Yeah. Even smart and sharp got hosed on occasion.
“Knock knock!” A cheery woman with a thick Romanian accent chirped as she pushed her way in through the front door.
I really needed to replace the lock and actually use it.
“Mrs. Grosu,” I said, snapping my laptop closed and mentally resigning myself to picking up the rest of my research after my two bartending shifts. If the Wi-Fi held.
“Hello, neighbor,” she said, bustling inside, a yellow casserole dish in her hands.
Mrs. Grosu was a widow who lived next door in a tidy brick two-story with a hedgerow so precise it looked as though it had been trimmed with lasers. She had four children and seven grandkids who came for Sunday lunch every week.
I adored her.
“I brought you Amish country casserole,” she said cheerily. My dear, adorable, elderly neighbor had two great loves in this life: Feeding people and Pinterest. She’d deemed this year to be her cultural culinary exploration, and I was along for the ride.
“That’s very sweet of you, Mrs. Grosu,” I said.
As bad as literally everything else was in my life, I’d hit the lottery with my father’s neighbors. They were delightfully entertaining and absurdly generous.
She clucked her tongue. “When are you going to get that tub out of your living room?”
“Soon,” I promised. The thing had to weigh three hundred pounds. It was not a one-woman job.
“You say the word, and I have my sons come move it for you.”
Mrs. Grosu’s sons were in their late fifties and in no shape for heavy lifting.
“I’ll figure it out,” I insisted.
With an eye-roll, she headed toward the kitchen. “I’ll put this away. Instructions are on the sticky note,” she called in her thick accent.
“Thank you,” I yelled after her, tunneling my way out of my burrow of blankets.
“This is a thankyou,” she insisted, returning to the living room as I climbed off the couch. “You got my groceries when my feet were swollen like watermelons last week.”
We were in an endless reciprocation of favors, and I kind of enjoyed it. It felt nice to be able to give something,anythingreally, when resources were depleted.
She tut-tutted when she looked at the thermostat. “It’s colder than a snowman’s balls in here,” she complained.
“It’s not so bad,” I insisted, stirring the fire in the brick fireplace my father had rarely ever used.
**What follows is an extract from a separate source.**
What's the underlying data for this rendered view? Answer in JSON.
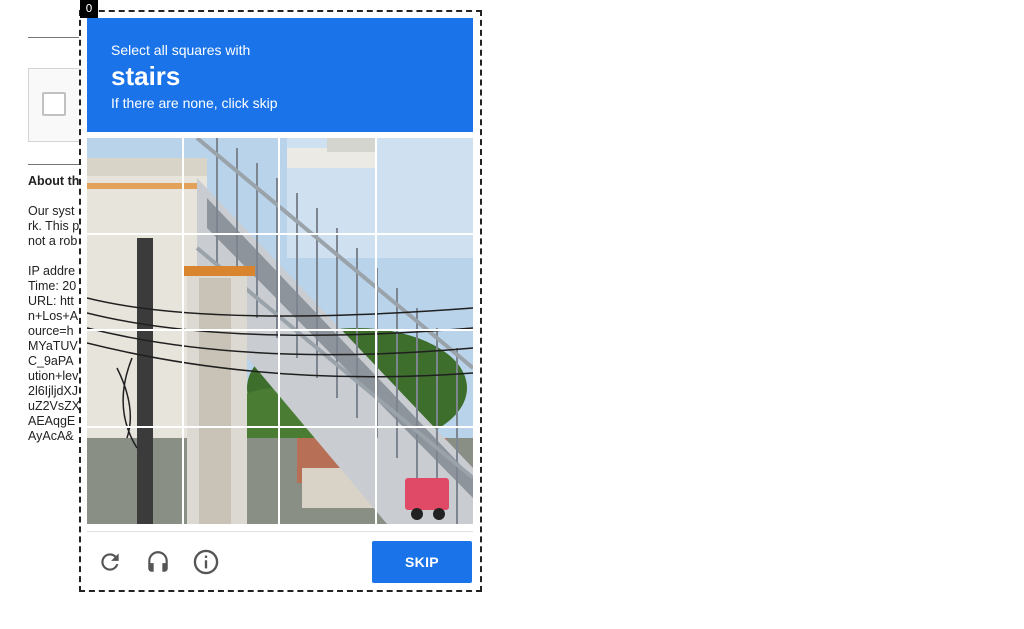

I had one more log allotted for the morning, and then I’d turn on the furnace to heat the house to a balmy fifty degrees while I was at work.
I’d never been poor before, but I felt like I was really getting the hang of it.
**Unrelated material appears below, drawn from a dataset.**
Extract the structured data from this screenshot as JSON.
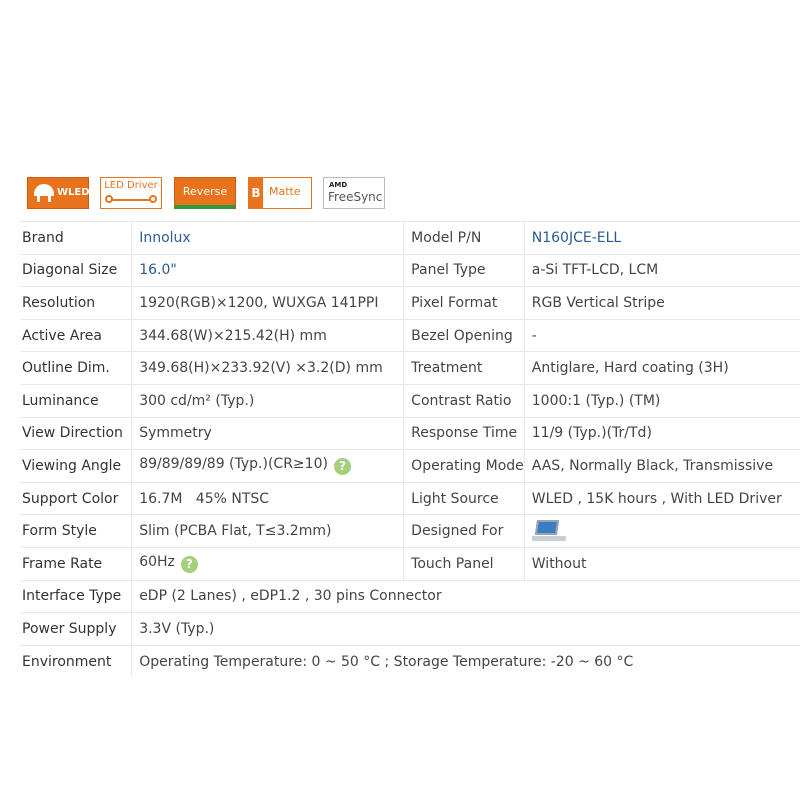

“Why do you not take my money?” the woman pouted, crossing her arms in front of her gigantic bosoms. Everything about Mrs. Grosu was soft, squishy. Except for her motherly tone.
“You already paid for the dumpster,” I reminded her.
“Bah!” she said, waving her hand as if it had been nothing to shell out a few hundred dollars to cover the cost of an eyesore that was lowering her own property value.
“This is my mess. I’m going to fix it,” I told her. “You need your money for your grandkids’ Easter baskets and for your single lady cruise.”
“Did I tell you that we’re going to a male cabaret in Cozumel?” she asked, throwing her head back and roaring with laughter.
She had. And I still couldn’t get the vision out of my head. Mrs. Grosu and five of her closest girlfriends took a girls’ trip once a year. I was amazed they’d never been arrested yet. But there was always Cozumel.